Mitch is thinking these cards are pretty dire, like a-Rhine-will-die-in-their-sleep-in-the-next-twelve-hours kind of message, but he's reluctant to articulate that.
Michael
Fright check, my dude
let's see if you're getting the Fear, to paraphrase Brant.
(And then after that a control roll for Pyrok-1)
Jeff
Fright.
>> SUCCESS by 6
Pyro.
>> SUCCESS by 3
Michael
And Marshall's Mai Tai does not go up in a puff of blue flame 🙂
Jeff
Aw, we coulda had a fireball
Michael
J.B. says, "Prudence, eh? Forethought, preparation... those describe Ehrich to a T."
Jeff
Mitch tries to read Louisa's aura again, this time in hopes of getting an answer to the specific question "does she have more than a couple of days before her body gives out on her"
Michael
This probably counts as a new "use" of the power, so if you want to give the usual pair of rolls.
Jeff
>> ACTIVATE … SUCCESS by 6
>> DETECT … SUCCESS by 1
>> ANALYZE … SUCCESS by 2
Michael
Okay, the deep aura reading this time around continues not to show any physical ailments that could lead to a quick death. In fact, if anything, Louisa's deep green aura has shown signs of growing brighter since you first read her 15 or 20 minutes ago. There's an emotion that wasn't there before: hope, perhaps, or a long-quelled faith or sense of spiritual seeking. A receptivity to the Beyond. That unique iridescence that indicates the Aquarian, or at least a willingness to let it into one's life.

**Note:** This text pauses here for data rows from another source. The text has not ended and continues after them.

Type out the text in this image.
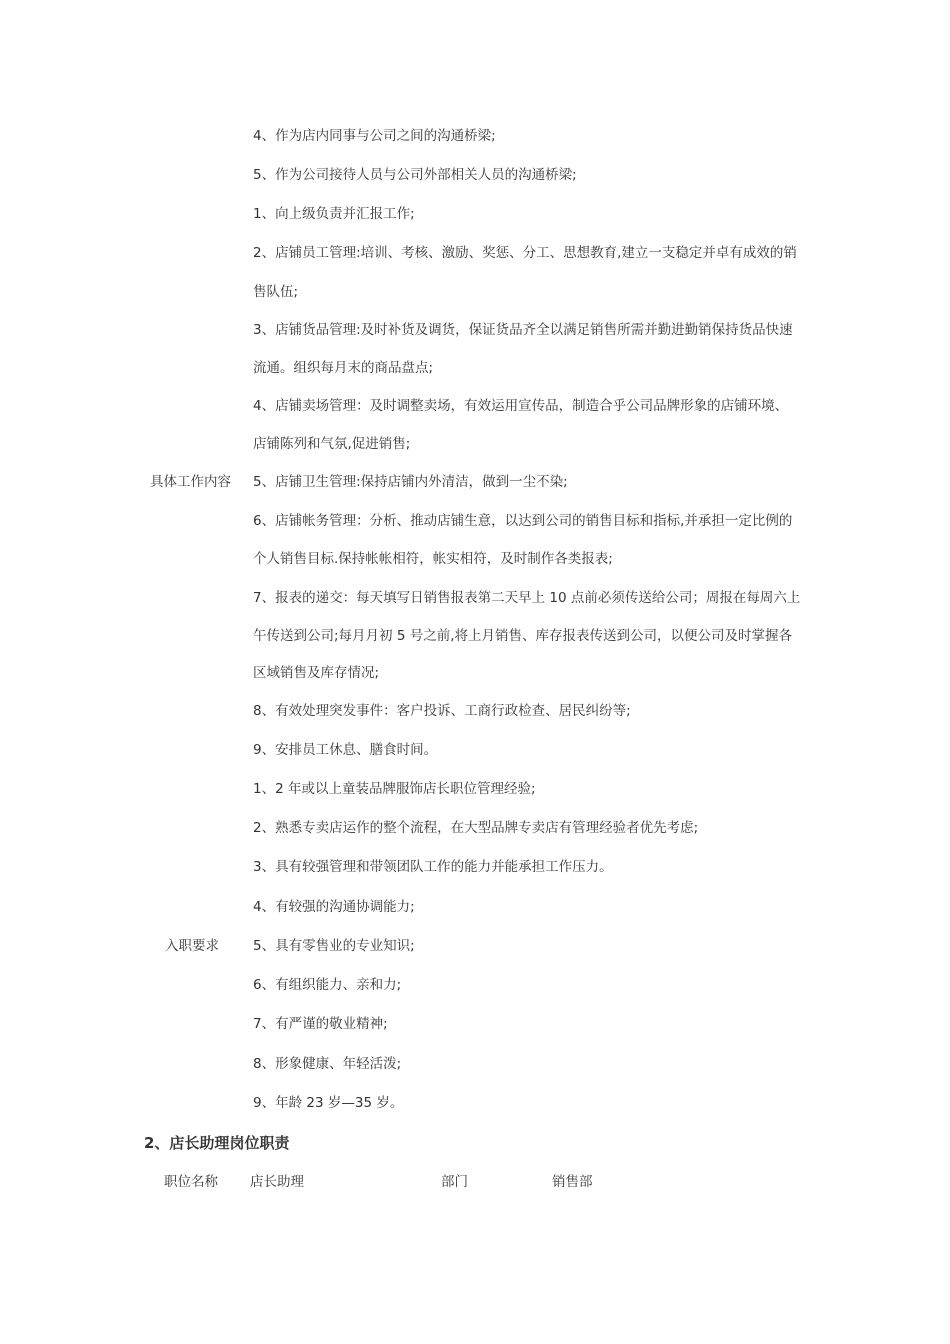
4、作为店内同事与公司之间的沟通桥梁;
5、作为公司接待人员与公司外部相关人员的沟通桥梁;
1、向上级负责并汇报工作;
2、店铺员工管理:培训、考核、激励、奖惩、分工、思想教育,建立一支稳定并卓有成效的销
售队伍;
3、店铺货品管理:及时补货及调货，保证货品齐全以满足销售所需并勤进勤销保持货品快速
流通。组织每月末的商品盘点;
4、店铺卖场管理：及时调整卖场，有效运用宣传品，制造合乎公司品牌形象的店铺环境、
店铺陈列和气氛,促进销售;
具体工作内容 5、店铺卫生管理:保持店铺内外清洁，做到一尘不染;
6、店铺帐务管理：分析、推动店铺生意，以达到公司的销售目标和指标,并承担一定比例的
个人销售目标.保持帐帐相符，帐实相符，及时制作各类报表;
7、报表的递交：每天填写日销售报表第二天早上 10 点前必须传送给公司；周报在每周六上
午传送到公司;每月月初 5 号之前,将上月销售、库存报表传送到公司，以便公司及时掌握各
区域销售及库存情况;
8、有效处理突发事件：客户投诉、工商行政检查、居民纠纷等;
9、安排员工休息、膳食时间。
1、2 年或以上童装品牌服饰店长职位管理经验;
2、熟悉专卖店运作的整个流程，在大型品牌专卖店有管理经验者优先考虑;
3、具有较强管理和带领团队工作的能力并能承担工作压力。
4、有较强的沟通协调能力;
入职要求	5、具有零售业的专业知识;
6、有组织能力、亲和力;
7、有严谨的敬业精神;
8、形象健康、年轻活泼;
9、年龄 23 岁—35 岁。
2、店长助理岗位职责
职位名称 店长助理	部门	销售部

On that note, Mitch can give me a Detect Lies roll. (net-unmodified by a combination of bonus from Aura Reading and penalty from using Detect Lies slightly out of purpose)
Jeff
>> FAILURE by 2
doh
Michael
It's okay, you'll likely still be getting some information from the Fortune-Telling cold read as the scene goes on. Having your aura sight up should give you some bonuses to that as you chat with both the Rhines.
Louisa's silence as J.B. talks about "prudence and forethought" along with Houdini seems meaningful.
Jeff
Hmm, I feel like the ball is in my court to move things forward but frankly I'm not sure how to proceed. Like, Mitch can't just blurt out Houdini Seance! Houdini Seance! apropos of nothing, can he?
Michael
Eh, the weekend is still young. 🙂
I'm fine with moving on to the first day of the Carnival if you guys want to tell the Rhines, hey, let's keep in touch over the weekend and maybe head to the theater to try to pick up on Houdini vibes at some point. Of course the theater will be being used for the larger panels all weekend, so during the day anyway it's going to be occupied...

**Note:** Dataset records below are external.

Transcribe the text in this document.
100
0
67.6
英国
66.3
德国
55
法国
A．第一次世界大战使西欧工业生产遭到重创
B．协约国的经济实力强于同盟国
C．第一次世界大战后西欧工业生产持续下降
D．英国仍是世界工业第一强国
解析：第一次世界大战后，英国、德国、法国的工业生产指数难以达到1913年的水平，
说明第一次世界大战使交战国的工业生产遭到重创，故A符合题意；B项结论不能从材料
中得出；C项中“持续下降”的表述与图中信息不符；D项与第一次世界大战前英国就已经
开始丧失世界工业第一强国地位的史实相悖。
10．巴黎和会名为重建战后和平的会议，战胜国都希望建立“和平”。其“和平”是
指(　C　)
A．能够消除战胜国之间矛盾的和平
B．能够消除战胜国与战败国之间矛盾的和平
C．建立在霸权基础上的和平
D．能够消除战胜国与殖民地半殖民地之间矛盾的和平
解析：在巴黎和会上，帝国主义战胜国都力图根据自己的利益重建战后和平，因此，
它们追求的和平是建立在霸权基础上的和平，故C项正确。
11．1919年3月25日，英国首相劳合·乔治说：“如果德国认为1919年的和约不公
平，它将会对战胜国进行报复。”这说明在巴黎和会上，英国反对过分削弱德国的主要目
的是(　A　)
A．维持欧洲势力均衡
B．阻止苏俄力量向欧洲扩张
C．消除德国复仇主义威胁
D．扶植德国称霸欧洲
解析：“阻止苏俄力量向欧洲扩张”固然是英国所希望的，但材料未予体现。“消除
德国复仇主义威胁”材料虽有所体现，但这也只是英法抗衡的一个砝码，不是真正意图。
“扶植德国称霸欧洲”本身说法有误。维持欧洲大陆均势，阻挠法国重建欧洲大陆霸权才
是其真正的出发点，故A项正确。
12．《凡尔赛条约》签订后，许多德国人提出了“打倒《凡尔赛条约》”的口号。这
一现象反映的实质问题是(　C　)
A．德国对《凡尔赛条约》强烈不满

I mean, being forced to eventually hold a prospective seance at night seems kind of wonderful, all things considered
Brant
I'm fine with moving to the next day and leaving the rest of the convo with the Rhines as read; however, as they depart the table, Marshall will ask Mitch, "So uh, what's up there? Is this like a ... thing we should be keeping an eye on?"
Jeff
"Well, if I was going to go on a journey to the land of the dead and I needed guides... I dunno, you think they'd be up for a Houdini seance?"

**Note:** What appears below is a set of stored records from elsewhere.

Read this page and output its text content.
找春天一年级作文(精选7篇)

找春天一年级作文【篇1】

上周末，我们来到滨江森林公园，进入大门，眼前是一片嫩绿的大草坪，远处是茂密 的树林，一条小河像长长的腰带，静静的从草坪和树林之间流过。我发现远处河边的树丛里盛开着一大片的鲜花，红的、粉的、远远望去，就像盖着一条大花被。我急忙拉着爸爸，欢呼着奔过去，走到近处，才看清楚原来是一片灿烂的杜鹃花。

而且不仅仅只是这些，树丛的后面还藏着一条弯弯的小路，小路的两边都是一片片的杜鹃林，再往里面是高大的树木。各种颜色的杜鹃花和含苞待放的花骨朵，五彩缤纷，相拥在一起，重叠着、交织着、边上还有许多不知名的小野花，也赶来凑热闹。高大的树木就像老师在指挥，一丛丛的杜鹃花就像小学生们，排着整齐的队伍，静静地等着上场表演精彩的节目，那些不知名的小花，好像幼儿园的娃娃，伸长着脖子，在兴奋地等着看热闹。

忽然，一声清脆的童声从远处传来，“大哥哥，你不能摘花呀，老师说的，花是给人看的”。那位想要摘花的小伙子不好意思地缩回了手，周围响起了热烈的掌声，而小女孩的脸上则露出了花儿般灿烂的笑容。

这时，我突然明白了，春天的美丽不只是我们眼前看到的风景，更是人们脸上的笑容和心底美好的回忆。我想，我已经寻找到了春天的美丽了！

Mitch says "Houdini seance" like it's a thing.
Brant
Marshall raises an eyebrow. "Yeah ... yeah I think they would. You done one of those before? Houdini séance, I mean." As they get into the elevator Marshall will take a casual bump of coke and offer Mitch some.
Jeff
I can't imagine Mitch refusing.
Oh, to answer Marshall’s question: Mitch shakes his head. “No, no, no, man. I don’t believe in ghosts. I mean, not the kind people talk about. A Houdini séance, I dunno, it would be more about opening a way up, you know? Sending out a yo-what’s-the-good-word to whatever in the wherever, right? Yeah. Yes.”